LA SOCIETE ET LE GOUVERNEMENT RUSSES DEPUIS L'INSURRECTION POLONAISE.

Une logique singulière conduit les affaires du monde. Parce qu’il y a deux ans, au nord de l’Europe, un peuple qui s’était raidi dans une convulsion d’héroïsme, dans un effort désespéré pour son indépendance, est retombé foudroyé et palpitant sur le sol, on a pu croire, on a pu dire que ce n’était qu’une insurrection de plus abattue et domptée, une crise semblable à tant d’autres crises circonscrites et dominées par la force, un épisode de répression passagère dans le vaste mouvement où se débat la Russie depuis la mort de l’empereur Nicolas. L’insurrection polonaise, cette insurrection qui n’est plus que de l’histoire, a eu dans sa défaite un bien autre caractère et de bien autres résultats. Par sa nature, elle dépassait les limites du champ de bataille où elle s’est agitée ; morte, elle se survit par l’ébranlement qu’elle a imprimé, par les suites qu’elle a encore aujourd’hui.

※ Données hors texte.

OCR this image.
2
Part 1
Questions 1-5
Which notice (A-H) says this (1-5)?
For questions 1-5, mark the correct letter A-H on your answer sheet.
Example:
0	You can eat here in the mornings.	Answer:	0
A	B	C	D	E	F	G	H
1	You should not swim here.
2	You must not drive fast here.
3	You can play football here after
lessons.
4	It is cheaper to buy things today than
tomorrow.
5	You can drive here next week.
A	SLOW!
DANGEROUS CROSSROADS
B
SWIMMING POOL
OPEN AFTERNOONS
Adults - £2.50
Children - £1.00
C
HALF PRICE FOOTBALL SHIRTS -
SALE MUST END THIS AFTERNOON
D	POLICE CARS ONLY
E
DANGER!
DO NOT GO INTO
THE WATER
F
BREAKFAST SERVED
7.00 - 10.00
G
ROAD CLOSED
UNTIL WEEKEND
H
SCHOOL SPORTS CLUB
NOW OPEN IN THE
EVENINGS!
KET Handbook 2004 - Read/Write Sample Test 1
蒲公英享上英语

Elle est devenue le point de départ de tout un ordre de phénomènes moraux et politiques pour l’Europe et pour la Russie elle-même : pour l’Europe, qu’elle a laissée dans cet état de malaise et d’embarras, fruit d’une intervention diplomatique mal conçue allant aboutir à un aveu d’impuissance collective ; pour la Russie, dont elle a surexcité et troublé les instincts en venant la surprendre dans les perplexités d’une laborieuse transformation intérieure.